Energy Waste in Animal Ag Production - How It Happens, How Much It’s Costing You, and How to Prevent It

January 17, 2023

As temperatures drop and snow moves across the U.S., there’s one topic that might be even scarier than the weather itself:

Your propane bill.

Energy costs in barns are a battle every year, especially in winter. According to a National Hog Farmer survey, for example, roughly 88% of all fossil energy in swine nurseries is used for heating. Naturally, as temperatures drop, your costs go up.

While most producers will factor higher energy costs into their accounting this time of year, sometimes those bills can far surpass their predictions.

Imagine a surprise energy bill showing up in the mail — telling you you owe $30,000. You thought you’d been careful about energy usage that month, but it turns out there was significant waste happening out of sight.

While $30,000 might seem outrageous, this story is unfortunately not a hypothetical: it actually happened in January of last year to a grower in Iowa. That $30,000 price tag matched his entire LP spend the previous year.

Every penny counts, and an unpredictable bill of that size can cause serious damage.

Now, bills that extreme are uncommon.
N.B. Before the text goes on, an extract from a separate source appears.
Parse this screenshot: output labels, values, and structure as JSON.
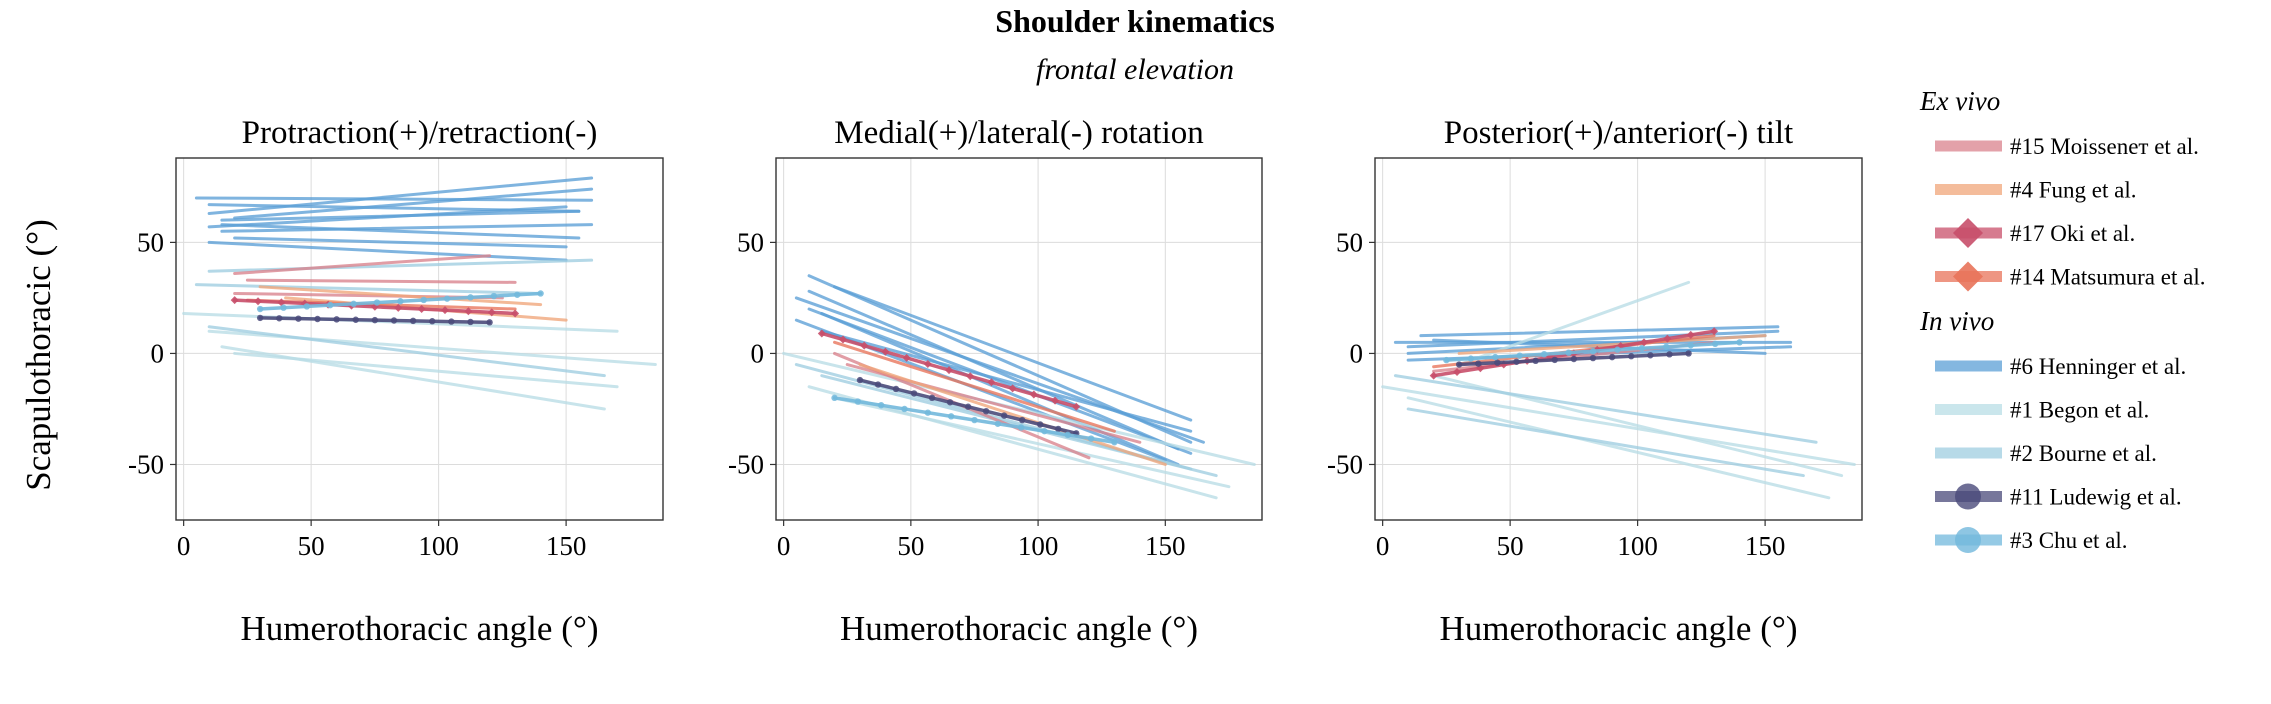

But the overall issue of energy waste at hog barns is widespread — and it’s costing producers money every day.

When total energy costs average about $1.88 per pig — and you have thousands of hogs — getting your energy costs down (even by a few cents per pig) adds up.

So how do you save money on energy costs in a hog barn? You’ve first got to identify where the losses originate.

How does energy loss happen in animal ag production?

Any cost-saving strategy has to start with understanding where waste happens.

Energy and heat can slip away through:

  • LP leaks at the tank or in a hose
  • Improper ventilation (either too little or too much)
  • Maintaining a too-high temperature (for example, overheating a 1,000-head nursery by just 4 degrees can bump your heating costs by 50% or more)
  • Heater issues in office space (in 2022 alone, Disytnct has seen 532 office temperature alarms go off)

However energy loss happens, the results are the same: wasted money, and potentially even physical harm to your animals.

How can pork producers prevent energy waste?

You can minimize costs by regularly checking your equipment for leaks, ensuring proper ventilation in your buildings, and using technology to monitor conditions in real time.

Many producers will set their barns’ temperatures to adjust throughout the day — automating it to drop a couple degrees in daytime, for example, when the sun warms the building.

But what happens if those settings fail? What if the automation never kicks in, and the internal temperature is actually way warmer than necessary? Maybe you only need the barn to be 78 degrees, but because of an automation failure — and no one going out to the barn for several hours — you’re paying for it to be 90 degrees instead. Those dollars add up.  

That possibility is why an alarm system could be the difference between “normal” energy bills — and unpleasant surprises. Knowing quickly when the temperature has shifted in your barn is critical to keep your animals healthy, of course. But that bird’s-eye view over your operation can also keep dollars from flying out the doors.

It’s not just barn temperatures that you need to monitor. Office space can also experience fluctuations that cost you money. Especially in small office spaces, it’s a fine line between keeping it warm enough to avoid freezing water lines, and paying for a 90-degree office.

Without a robust alarm system in all your facilities, you could leak away hundreds — even thousands — of dollars.

A remote monitoring system can help you:

  • Make real-time adjustments
  • Spot energy consumption trends and identify outliers
  • Keep an eye out for potential leaks or problems — without actually having to send someone on foot to each barn
  • React to the present, but also plan for the future

Keep surprise bills at bay

Now more than ever, lowering your energy costs is important. We’re heading into a season of cold temperatures and potentially extreme weather events. Fuel costs are already dramatically on the rise — and at their highest rates in nearly a decade. And thanks to inflation, the cost is also higher for… well, almost everything else you need to keep your operation running.

When barns can get the variable of energy waste under control, not only are your animals healthier — but so is your bottom line.